|Enamel Cross Earrings in Shimmering Blue|
Jewelry makers naturally keep an eye on the latest styles and color trends. So I've noticed that this year's spring fashions have been dominated by iridescent fabrics and high-wattage metallics. These lovely shimmering pastel textiles reminded me of a group of unique mica based pigments - Carefree Lusters - that I had purchased from Thompson Enamel a few years ago. After seeing the samples in the middle of a Thompson's catalogue I just couldn't resist ordering them, knowing that someday they would be ideal for a special project.
|Metallic Aqua Enamel Teardrop Earrings|
Back then, I had played with the lusters for a few days, but never had that "Ah ha!" moment... until I saw this spring's fashions begin to appear on travel shows, commercials and in fashion magazines. So I retrieved the lusters from storage and began to experiment anew, making samples and recording the results at different firing times and temperatures. Soon, I felt comfortable enough to fire the lusters on actual enameled components and was ready to begin creating some new jewelry pieces to complement this spring's styles and colors.
|Tiny Metallic Rose Gold Enamel Earrings|
For those of you who may be interested in the techniques involved in working with Thompson Luster Enamels, I will offer a few of the discoveries that I made through trial and error in developing my own procedures.

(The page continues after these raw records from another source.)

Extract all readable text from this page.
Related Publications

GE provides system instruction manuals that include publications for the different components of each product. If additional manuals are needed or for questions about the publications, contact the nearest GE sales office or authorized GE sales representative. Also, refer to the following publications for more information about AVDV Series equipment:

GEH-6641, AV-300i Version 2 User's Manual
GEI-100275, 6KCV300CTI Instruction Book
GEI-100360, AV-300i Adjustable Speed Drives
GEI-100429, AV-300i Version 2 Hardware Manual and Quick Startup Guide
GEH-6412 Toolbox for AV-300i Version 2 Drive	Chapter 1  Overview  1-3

- Firing temperature is calculated according to the base enamel.
- I had success firing at approximately 60 degrees below the normal firing temperature of the base enamel.
- More is better. Any excess of unfused luster can easily be wiped or washed away after firing; but using an insufficient amount of luster can result in a rough surface.
- Always start with a smooth, level surface that extends completely to the edges.